Dieses Ergebnis steht auch im Einklang mit der geänderten Rechtsauffassung des BFH, wie sie im Hinblick auf die Grunderwerbsteuer zum Ausdruck gekommen ist(Urteil vom 10. Juli 2002, II R 11/01, BStBl II 2002, 775). Der BFH hat in dieser Entscheidung ausgeführt: "Danach ist der durch den Vertrag ... erfolgte Übergang der Grundstücke auf die Klägerin kein Grundstückserwerb der Klägerin von Todes wegen im Sinn des Erbschaftsteuergesetzes, denn Pflichtteils- und Pflichtteilsergänzungsanspruch sind auf Erfüllung in Geld gerichtet. Von Todes wegen erworben wurden diese Geldansprüche. Die nachfolgende Erfüllungsabrede vom ... (Übertragung von Grundstücken an Erfüllungs statt) hat das ursprüngliche Schuldverhältnis zwar zum Erlöschen gebracht, dessen für die Erbschaftsteuer maßgeblichen Inhalt (= Geldanspruch) aber nicht verändert. Diese Auffassung hat der Senat mit Urteil in BFHE 187, 50, BStBl II 1999, 23 zum Pflichtteilsanspruch (§ 2303 BGB) vertreten. Sie gilt auch für den Pflichtteilsergänzungsanspruch (§ 2325 BGB), da insoweit zivilrechtlich kein relevanter Unterschied zwischen beiden Anspruchsarten besteht. Die abweichende Auffassung im BFH-Urteil in BFHE 135, 336, BStBl II 1982, 350 hat der Senat im Urteil in BFHE 187, 50, BStBl II 1999, 23 ausdrücklich aufgegeben."

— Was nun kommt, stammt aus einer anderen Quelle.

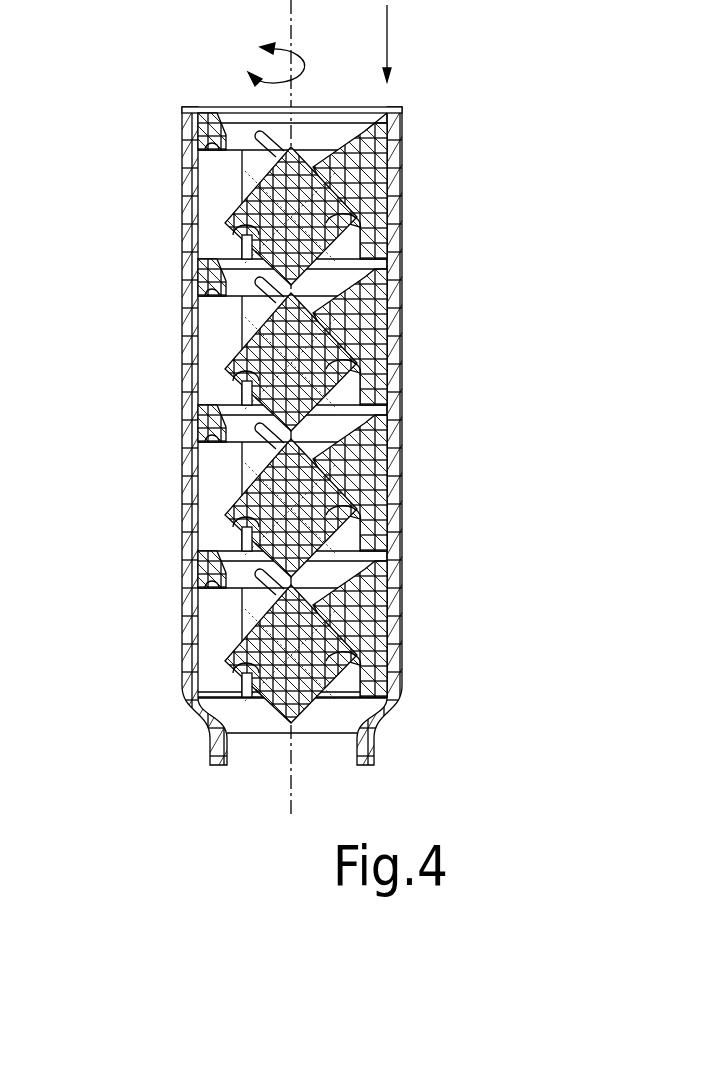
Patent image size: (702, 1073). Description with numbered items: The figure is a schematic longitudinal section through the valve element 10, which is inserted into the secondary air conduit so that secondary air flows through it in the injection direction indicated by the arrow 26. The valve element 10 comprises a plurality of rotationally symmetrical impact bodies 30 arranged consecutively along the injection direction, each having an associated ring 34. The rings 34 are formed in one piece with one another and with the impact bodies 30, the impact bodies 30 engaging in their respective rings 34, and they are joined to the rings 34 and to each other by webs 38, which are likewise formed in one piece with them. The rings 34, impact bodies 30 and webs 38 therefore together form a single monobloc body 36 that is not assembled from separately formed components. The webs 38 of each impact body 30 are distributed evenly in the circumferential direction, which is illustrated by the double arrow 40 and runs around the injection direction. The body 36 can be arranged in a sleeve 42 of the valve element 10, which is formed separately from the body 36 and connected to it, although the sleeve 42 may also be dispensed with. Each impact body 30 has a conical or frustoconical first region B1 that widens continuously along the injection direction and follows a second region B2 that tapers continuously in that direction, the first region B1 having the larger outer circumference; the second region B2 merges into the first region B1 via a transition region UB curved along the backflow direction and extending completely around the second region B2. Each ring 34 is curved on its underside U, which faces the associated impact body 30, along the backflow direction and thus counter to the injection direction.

The valve element 10 is at (369, 407).
The arrow 26 is at (390, 30).
The impact body 30 is at (318, 212).
The ring 34 is at (232, 120).
The body 36 is at (385, 176).
The web 38 is at (385, 143).
The double arrow 40 is at (322, 62).
The sleeve 42 is at (393, 307).
The underside U is at (212, 173).
The first region B1 is at (248, 633).
The transition region UB is at (185, 700).
The second region B2 is at (248, 700).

Diese zur grunderwerbsteuerlichen Behandlung ergangene Entscheidung ist nach Überzeugung des erkennenden Senats ohne weiteres auf die Ertragsteuer übertragbar, da die maßgebliche zivilrechtliche Ausgangslage dieselbe ist und Gründe für eine abweichende Beurteilung für den Senat nicht ersichtlich sind (im Ergebnis ebenso: Finanzgericht -FG- Hamburg, Urteil vom 29. April 2004, VI 148/03, veröffentlicht in: [...]).

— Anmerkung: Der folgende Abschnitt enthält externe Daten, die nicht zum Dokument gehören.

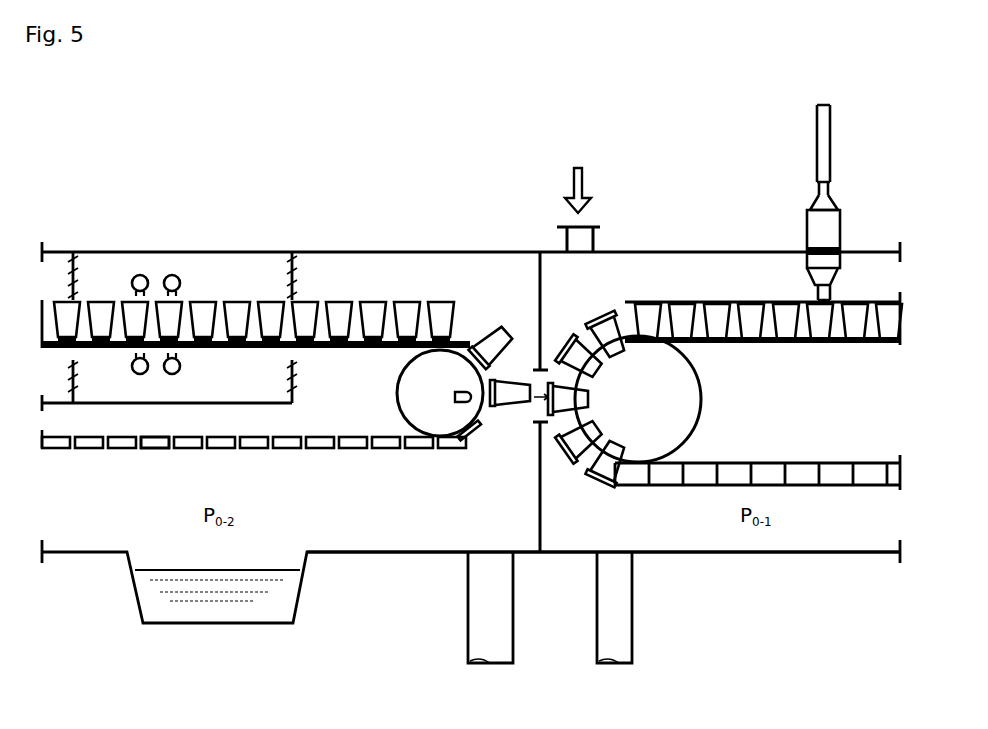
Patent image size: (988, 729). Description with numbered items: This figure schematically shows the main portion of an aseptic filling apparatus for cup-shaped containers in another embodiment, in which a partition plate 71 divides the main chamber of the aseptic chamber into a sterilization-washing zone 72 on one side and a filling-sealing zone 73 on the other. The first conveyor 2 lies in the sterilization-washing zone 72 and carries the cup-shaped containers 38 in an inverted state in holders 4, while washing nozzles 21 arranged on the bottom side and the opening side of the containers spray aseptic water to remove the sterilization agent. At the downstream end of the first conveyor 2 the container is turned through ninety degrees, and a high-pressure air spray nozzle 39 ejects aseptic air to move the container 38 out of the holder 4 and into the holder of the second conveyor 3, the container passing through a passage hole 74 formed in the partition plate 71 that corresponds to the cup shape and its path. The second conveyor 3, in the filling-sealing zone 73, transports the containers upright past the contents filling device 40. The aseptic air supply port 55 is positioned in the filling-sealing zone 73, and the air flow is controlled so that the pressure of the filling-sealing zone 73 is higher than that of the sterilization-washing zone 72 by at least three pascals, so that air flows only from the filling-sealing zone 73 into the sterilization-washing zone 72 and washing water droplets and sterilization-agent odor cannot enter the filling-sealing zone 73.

The first conveyor 2 is at (100, 450).
The second conveyor 3 is at (773, 460).
The holder 4 is at (145, 450).
The washing nozzle 21 is at (172, 275).
The cup-shaped container 38 is at (492, 336).
The high-pressure air spray nozzle 39 is at (462, 403).
The contents filling device 40 is at (832, 170).
The aseptic air supply port 55 is at (600, 242).
The partition plate 71 is at (540, 488).
The sterilization-washing zone 72 is at (398, 527).
The filling-sealing zone 73 is at (663, 527).
The passage hole 74 is at (538, 405).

Die von verschiedenen Finanzgerichten vertretene entgegenstehende Ansicht, wonach der Pflichtteilsberechtigte, der zum Ausgleich seines Geldanspruchs ein Grundstück aus dem Nachlass erhält, dieses unmittelbar und unentgeltlich durch den Erbfall erhalte (vgl. z.B. FG Köln, Urteil vom 27. Mai 1993, 10 K 4218/87, Entscheidungen der Finanzgerichte -EFG- 1994, 94), ist nach Auffassung des erkennenden Senats im Hinblick auf die zitierte geänderte BFH-Rechtsprechung, die der Senat für zutreffend erachtet, nicht mehr haltbar. Es wäre zudem mit dem Grundsatz der Einheit der Rechtsordnung unvereinbar, einerseits zwar für grunderwerbsteuerliche Zwecke von einem entgeltlichen (Grundstücks-)Erwerb des Pflichtteilsberechtigten auszugehen, andererseits jedoch ertragsteuerlich einen unentgeltlichen Erwerb anzunehmen.

Die Klägerin hat die Sonderwerbungskosten der Beigeladenen auch in rechnerisch zutreffender Höhe geltend gemacht. Von dem der Beigeladenen zustehenden weiteren AfABetrag in Höhe von 2.560,95 DM (2% von 256.095 DM <Gebäude-AK> : 2 <1/2 -Jahres- AfA>) war die vom Beklagten gewährte AfA des Rechtsvorgängers in Höhe von 599,88 DM gemäß § 177 Abs. 2 AO abzuziehen (Summe = 1.961,07 DM), da für diese Absetzungsbeträge bei Annahme eines entgeltlichen Erwerbs die Rechtsgrundlage entfallen ist.

Der Senat hat die Revision zur Fortbildung des Rechts gemäß § 115 Abs. 2 Nr. 2 FGO zugelassen, da zur Frage der einkommensteuerlichen Behandlung (Entgeltlichkeit) der Übertragung von Grundbesitz aus der Erbmasse auf den Pflichtteilsberechtigten zur Erfüllung des Pflichtteilsanspruchs divergierende Rechtsansichten vertreten werden und deshalb eine Klärung dieser Frage durch eine höchstrichterliche Entscheidung geboten erscheint.

Die Kostenentscheidung beruht auf § 135 Abs. 1 FGO.

Die Entscheidung über die vorläufige Vollstreckbarkeit folgt aus § 151 FGO in Verbindung mit §§ 708 Nr. 10, 711 Zivilprozessordnung -ZPO-.